Opinion
12401 Index No. 21607/16E Case No. 2019-4703
11-17-2020
Miranda Slone Sklarin Verveniotis LLP, Mineola (Andrew B. Kaufman of counsel), for appellants. Burns & Harris, New York (Jason S. Steinberg of counsel), for respondent.
Miranda Slone Sklarin Verveniotis LLP, Mineola (Andrew B. Kaufman of counsel), for appellants.
Burns & Harris, New York (Jason S. Steinberg of counsel), for respondent.
Manzanet–Daniels, J.P., Singh, Scarpulla, Shulman, JJ.
Order, Supreme Court, Bronx County (Fernando Tapia, J.), entered on or about May 15, 2019, which, as limited by the briefs, denied defendants' motion for summary judgment dismissing the complaint, unanimously affirmed, without costs.
Decedent testified that he tripped and fell as a result of a protruding platform at the base of a product display in the aisle of defendants' supermarket. The court correctly concluded that defendants failed to demonstrate as a matter of law that they did not cause, create, or have actual or constructive notice of the hazardous condition that caused decedent's accident. The store manager testified that store employees erected product displays in the store aisles. A jury might find that defendants caused or created the hazardous condition that decedent testified was a proximate cause of his accident (see Westbrook v. WR Activities–Cabrera Mkts., 5 A.D.3d 69, 75–76, 773 N.Y.S.2d 38 [1st Dept. 2004] ).

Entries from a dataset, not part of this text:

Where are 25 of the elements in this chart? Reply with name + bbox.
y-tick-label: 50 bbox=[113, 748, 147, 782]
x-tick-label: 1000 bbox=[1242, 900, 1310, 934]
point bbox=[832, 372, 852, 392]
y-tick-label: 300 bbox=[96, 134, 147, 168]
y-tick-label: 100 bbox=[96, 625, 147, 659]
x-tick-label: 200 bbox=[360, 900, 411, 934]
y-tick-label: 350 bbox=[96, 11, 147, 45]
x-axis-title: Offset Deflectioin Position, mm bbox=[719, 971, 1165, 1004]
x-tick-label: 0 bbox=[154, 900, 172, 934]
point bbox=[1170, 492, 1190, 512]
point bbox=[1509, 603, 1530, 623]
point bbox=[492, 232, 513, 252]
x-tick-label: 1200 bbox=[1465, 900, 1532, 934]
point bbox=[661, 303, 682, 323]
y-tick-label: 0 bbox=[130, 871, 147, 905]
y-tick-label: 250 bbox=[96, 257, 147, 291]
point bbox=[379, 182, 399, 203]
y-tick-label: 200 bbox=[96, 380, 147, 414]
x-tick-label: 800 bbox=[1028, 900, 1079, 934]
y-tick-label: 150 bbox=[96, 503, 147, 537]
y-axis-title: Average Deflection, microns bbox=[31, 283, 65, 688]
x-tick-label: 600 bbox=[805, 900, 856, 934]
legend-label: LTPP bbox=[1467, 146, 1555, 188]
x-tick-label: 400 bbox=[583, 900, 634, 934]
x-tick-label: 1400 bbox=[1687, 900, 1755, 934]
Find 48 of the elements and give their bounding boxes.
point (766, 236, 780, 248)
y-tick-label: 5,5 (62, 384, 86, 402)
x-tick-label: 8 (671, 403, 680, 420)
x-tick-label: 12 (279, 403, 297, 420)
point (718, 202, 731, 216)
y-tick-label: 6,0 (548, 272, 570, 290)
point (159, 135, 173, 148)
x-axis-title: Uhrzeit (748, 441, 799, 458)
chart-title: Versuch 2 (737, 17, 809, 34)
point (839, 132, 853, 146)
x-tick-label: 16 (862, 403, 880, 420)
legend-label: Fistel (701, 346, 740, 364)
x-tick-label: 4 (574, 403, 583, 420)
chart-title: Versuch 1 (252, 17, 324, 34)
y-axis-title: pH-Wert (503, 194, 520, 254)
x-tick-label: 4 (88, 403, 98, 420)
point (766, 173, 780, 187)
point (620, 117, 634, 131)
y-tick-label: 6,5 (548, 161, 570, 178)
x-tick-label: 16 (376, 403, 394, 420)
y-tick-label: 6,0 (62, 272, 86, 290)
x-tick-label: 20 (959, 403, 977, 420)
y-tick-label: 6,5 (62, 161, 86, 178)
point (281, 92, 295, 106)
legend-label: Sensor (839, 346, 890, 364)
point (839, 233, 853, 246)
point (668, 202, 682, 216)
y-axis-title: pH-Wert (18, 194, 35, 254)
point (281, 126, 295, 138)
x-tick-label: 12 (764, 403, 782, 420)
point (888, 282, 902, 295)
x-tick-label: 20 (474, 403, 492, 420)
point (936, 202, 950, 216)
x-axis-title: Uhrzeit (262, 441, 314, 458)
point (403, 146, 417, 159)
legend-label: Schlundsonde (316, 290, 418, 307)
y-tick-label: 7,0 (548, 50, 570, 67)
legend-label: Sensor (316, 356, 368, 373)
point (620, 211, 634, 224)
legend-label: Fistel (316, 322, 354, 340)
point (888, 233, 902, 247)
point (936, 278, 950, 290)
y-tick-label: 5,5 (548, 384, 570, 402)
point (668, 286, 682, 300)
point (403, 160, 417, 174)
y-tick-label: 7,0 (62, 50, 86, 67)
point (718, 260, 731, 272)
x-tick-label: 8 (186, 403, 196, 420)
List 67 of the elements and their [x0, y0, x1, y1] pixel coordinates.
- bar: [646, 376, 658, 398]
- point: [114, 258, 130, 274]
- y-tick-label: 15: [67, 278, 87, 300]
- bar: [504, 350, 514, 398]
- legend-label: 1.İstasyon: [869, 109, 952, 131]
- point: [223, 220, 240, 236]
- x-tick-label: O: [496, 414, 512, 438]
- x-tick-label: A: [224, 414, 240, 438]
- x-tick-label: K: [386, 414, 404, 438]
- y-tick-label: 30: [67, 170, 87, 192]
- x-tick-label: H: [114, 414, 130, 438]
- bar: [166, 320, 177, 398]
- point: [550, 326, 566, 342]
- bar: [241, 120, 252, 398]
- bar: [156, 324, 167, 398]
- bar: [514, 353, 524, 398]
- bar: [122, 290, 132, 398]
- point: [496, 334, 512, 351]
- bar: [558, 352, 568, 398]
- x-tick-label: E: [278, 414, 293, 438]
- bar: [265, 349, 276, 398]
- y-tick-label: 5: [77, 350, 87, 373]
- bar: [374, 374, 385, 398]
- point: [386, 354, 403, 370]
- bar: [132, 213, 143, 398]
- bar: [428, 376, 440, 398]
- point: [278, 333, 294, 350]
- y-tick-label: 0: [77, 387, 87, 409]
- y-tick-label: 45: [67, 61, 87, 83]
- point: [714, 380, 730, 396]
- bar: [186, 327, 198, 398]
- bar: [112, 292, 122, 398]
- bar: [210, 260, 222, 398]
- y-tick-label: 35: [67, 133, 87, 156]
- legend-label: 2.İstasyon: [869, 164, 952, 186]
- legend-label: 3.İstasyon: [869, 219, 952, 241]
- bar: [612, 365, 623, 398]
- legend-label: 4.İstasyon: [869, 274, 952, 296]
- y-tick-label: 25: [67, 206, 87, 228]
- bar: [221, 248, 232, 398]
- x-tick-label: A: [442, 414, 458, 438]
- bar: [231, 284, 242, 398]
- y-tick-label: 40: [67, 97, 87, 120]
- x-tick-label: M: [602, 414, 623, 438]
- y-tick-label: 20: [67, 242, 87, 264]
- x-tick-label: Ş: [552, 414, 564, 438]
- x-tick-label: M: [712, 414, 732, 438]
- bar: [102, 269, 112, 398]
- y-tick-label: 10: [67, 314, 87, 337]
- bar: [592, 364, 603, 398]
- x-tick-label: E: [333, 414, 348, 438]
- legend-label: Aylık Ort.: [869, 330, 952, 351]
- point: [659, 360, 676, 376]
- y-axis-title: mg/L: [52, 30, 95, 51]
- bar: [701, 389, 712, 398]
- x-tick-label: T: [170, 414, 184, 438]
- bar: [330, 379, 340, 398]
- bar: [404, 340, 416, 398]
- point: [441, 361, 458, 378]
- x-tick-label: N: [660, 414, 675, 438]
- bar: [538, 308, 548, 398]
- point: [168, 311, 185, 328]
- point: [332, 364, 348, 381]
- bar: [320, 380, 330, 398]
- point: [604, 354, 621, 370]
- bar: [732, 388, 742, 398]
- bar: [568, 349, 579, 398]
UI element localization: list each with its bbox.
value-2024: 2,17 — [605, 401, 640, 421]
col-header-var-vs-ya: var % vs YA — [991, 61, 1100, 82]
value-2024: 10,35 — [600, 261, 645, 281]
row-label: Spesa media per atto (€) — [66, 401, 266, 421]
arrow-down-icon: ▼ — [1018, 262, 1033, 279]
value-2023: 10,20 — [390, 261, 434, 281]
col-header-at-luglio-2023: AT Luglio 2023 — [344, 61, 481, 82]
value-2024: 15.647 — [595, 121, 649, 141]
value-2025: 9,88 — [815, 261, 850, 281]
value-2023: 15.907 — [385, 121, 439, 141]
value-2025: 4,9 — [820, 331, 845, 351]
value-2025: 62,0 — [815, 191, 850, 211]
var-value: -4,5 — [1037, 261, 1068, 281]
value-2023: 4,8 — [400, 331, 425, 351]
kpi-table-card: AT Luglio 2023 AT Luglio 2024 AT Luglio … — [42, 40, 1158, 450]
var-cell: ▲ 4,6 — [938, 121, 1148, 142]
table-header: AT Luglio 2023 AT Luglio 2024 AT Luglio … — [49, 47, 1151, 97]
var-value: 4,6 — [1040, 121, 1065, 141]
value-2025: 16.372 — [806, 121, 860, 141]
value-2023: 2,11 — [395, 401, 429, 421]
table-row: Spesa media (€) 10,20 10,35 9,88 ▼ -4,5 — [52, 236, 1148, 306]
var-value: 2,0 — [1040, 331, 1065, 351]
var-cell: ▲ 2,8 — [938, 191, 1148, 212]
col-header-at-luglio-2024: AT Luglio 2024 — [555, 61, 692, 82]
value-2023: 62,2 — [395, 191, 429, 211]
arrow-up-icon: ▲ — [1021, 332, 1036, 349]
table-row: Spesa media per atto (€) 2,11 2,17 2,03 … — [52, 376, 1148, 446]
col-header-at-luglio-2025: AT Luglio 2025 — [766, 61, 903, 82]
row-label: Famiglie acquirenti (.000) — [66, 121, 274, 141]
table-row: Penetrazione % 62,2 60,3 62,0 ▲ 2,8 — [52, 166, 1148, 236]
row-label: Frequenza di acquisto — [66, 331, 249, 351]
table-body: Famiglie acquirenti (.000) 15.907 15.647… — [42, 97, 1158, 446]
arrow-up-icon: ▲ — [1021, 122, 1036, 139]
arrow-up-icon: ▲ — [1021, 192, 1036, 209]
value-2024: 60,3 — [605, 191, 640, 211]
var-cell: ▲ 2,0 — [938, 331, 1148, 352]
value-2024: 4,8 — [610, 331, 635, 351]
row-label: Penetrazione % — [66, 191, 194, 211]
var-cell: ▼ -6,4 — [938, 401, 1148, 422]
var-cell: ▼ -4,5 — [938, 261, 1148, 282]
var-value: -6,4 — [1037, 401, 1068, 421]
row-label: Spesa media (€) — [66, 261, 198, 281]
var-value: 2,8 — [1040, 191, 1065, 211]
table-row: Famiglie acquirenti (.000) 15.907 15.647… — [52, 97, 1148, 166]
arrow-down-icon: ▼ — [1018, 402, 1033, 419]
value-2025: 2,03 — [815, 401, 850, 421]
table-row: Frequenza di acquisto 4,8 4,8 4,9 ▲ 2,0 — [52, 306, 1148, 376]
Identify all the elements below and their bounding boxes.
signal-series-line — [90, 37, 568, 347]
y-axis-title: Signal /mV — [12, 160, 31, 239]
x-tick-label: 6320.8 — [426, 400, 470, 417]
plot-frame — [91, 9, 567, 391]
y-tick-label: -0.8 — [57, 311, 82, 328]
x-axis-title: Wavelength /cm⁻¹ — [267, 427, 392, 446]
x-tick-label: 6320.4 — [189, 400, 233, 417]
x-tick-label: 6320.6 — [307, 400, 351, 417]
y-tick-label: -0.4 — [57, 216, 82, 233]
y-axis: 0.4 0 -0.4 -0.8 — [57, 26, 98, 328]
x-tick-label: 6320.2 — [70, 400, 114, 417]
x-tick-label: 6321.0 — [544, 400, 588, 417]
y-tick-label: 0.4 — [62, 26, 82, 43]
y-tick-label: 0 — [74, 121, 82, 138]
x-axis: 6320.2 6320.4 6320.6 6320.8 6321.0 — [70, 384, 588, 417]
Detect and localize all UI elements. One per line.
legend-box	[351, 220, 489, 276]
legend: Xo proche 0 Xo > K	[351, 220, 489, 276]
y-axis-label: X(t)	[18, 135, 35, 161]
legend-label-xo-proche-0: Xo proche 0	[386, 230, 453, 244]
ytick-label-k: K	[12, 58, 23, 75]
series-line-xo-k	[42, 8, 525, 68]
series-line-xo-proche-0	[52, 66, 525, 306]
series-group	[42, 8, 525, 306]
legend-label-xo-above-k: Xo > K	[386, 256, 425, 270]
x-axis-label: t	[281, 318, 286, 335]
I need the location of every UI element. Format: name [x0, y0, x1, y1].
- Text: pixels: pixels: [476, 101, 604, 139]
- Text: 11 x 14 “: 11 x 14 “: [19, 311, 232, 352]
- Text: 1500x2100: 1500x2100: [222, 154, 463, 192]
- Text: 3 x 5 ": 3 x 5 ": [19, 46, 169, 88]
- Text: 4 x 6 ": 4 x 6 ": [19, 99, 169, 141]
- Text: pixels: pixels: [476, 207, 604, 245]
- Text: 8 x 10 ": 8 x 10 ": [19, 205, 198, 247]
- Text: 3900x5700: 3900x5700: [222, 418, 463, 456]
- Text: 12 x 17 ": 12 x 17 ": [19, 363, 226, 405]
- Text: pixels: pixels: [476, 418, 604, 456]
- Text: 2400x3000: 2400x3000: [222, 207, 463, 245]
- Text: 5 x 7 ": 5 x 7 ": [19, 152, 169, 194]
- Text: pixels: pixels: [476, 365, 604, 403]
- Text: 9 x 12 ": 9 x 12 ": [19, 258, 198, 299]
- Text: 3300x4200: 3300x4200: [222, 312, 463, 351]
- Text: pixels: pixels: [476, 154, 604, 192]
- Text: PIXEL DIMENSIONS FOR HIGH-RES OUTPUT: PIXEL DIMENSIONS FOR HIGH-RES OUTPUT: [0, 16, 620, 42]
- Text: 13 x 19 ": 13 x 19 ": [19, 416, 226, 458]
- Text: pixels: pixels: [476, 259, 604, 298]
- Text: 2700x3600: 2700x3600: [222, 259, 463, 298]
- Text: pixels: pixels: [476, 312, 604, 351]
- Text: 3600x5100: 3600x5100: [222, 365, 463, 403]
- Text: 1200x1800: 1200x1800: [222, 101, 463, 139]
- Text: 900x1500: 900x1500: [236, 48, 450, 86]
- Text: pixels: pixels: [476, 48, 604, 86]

Defendants assert that the condition, if it existed, was open and obvious and not inherently dangerous. However, an open and obvious hazard may negate the duty to warn, but it does not negate liability in negligence, because an owner still has a duty to ensure that the premises are maintained in a reasonably safe condition (see Caicedo v. Cheven Keeley & Hatzis, 59 A.D.3d 363, 874 N.Y.S.2d 82 [1st Dept. 2009] ). There is an issue of fact as to whether the condition described by decedent was reasonably safe.